Interpretive Summary:

Technical Abstract: The purpose of the Functional Annotation of ANimal Genomes (FAANG) project is to catalog RNA-expressing regions and regulatory elements (REs) in agriculturally important animals. Such annotation is needed to understand the biological effect of genetic variants associated with economic traits for genetic improvement. Further, there is interest in integrating such functional data across biological states and across species to improve our understanding of comparative biology and genomics. In the domestic pig, we have collected RNA and epigenomics data on >20 adult and fetal tissues as well as nine circulating immune cell populations.
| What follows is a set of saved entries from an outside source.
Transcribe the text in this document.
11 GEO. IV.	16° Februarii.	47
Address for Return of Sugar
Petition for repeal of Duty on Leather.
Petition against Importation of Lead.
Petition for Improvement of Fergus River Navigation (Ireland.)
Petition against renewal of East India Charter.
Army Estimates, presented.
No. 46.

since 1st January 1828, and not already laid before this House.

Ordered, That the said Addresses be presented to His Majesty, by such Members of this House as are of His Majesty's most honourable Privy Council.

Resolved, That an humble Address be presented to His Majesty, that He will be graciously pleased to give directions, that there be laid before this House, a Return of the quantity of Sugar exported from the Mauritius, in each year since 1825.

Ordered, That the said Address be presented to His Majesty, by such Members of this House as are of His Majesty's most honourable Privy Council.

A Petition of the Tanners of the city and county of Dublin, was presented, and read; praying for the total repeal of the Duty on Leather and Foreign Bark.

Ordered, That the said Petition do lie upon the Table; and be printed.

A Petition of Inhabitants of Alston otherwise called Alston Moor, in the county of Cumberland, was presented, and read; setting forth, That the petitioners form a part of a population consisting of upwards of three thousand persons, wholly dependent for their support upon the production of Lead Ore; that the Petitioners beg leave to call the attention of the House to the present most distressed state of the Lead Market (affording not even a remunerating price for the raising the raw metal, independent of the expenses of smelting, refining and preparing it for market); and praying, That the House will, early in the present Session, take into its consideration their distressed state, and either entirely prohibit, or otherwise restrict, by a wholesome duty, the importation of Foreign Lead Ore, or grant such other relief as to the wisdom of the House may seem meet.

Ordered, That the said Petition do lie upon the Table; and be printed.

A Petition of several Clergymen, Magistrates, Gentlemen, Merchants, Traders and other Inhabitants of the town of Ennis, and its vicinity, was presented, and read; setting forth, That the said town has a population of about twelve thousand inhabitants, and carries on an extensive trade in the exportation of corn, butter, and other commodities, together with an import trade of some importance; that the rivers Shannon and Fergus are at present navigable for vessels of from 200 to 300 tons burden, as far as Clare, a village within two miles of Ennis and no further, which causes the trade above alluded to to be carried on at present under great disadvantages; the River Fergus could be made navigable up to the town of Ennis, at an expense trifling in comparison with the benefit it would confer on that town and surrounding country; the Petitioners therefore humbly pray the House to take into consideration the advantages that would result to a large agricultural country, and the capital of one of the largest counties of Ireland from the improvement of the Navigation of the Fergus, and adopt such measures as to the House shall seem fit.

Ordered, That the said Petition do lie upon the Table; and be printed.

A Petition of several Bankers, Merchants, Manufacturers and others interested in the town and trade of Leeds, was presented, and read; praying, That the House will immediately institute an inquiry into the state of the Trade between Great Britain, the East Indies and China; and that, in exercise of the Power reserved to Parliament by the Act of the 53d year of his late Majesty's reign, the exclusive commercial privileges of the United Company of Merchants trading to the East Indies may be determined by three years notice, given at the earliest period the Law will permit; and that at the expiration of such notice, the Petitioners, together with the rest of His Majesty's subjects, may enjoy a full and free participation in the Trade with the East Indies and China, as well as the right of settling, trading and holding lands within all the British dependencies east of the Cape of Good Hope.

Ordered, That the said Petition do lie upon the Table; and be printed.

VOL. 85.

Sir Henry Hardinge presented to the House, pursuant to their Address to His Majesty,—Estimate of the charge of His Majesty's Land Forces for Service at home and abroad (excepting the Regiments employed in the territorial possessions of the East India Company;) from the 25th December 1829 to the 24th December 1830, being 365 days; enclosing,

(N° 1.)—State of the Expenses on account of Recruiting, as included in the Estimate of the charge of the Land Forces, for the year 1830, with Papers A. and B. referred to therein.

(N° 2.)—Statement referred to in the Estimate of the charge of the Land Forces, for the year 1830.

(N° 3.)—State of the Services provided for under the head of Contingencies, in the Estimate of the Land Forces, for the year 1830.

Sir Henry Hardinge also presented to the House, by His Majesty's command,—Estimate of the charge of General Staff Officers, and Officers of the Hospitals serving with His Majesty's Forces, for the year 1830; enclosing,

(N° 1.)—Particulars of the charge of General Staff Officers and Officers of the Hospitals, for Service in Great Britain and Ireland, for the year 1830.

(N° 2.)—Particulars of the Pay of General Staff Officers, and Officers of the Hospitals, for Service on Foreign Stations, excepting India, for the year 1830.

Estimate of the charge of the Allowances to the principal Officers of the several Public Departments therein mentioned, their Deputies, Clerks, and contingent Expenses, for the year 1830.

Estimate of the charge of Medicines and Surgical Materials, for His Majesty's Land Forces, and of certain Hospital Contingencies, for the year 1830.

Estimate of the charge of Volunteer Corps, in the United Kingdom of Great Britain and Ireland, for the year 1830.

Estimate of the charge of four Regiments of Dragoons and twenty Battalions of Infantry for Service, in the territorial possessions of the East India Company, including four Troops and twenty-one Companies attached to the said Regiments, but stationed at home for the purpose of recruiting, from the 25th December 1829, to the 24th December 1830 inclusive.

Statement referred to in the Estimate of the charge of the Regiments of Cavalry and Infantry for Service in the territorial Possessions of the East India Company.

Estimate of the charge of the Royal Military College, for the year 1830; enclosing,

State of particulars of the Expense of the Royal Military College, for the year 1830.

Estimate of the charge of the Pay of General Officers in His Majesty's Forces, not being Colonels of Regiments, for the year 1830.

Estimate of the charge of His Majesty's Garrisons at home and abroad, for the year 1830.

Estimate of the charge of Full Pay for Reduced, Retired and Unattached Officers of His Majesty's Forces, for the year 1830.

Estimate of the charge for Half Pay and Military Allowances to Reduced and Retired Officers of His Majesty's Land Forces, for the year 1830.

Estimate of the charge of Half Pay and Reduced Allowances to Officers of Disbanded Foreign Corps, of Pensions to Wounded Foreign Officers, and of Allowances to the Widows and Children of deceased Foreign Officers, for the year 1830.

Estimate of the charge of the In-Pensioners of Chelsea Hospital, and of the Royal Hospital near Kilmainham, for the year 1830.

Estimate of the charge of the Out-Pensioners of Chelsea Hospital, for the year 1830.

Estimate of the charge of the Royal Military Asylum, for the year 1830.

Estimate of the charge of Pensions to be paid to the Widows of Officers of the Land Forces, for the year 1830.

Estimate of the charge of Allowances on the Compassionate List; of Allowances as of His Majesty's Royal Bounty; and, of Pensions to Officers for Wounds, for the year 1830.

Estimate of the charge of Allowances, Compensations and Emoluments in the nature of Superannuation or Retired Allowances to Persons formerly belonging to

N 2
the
We will focus today on an analysis of recent immune cell transcriptomic and epigenomics data (ATACseq, DNA methylation, histone modifications) collected on these cell populations to identify novel cell type-specific REs. Integration of deep epigenomics data using ChromHMM to identify chromatin states in cell populations identifies potential REs across the pig genome. We are also using single-cell (sc) RNAseq and scATACseq data on circulating immune cells to identify such REs. Interestingly, analysis of open chromatin regions identified by scATACseq identify similar and potentially more discriminative cell types than does scRNAseq data. Integration of these data through correlation of RE activity with cell-type specific promoter element activity can predict putative regulatory networks controlling cell type-specific expression. Thus, these data are the foundation needed to create useful regulatory networks that map functional elements to the target genes they regulate. This regulatory information will add to the value of FAANG data for understanding the function of the genome and application to genetic improvement of domesticated animals.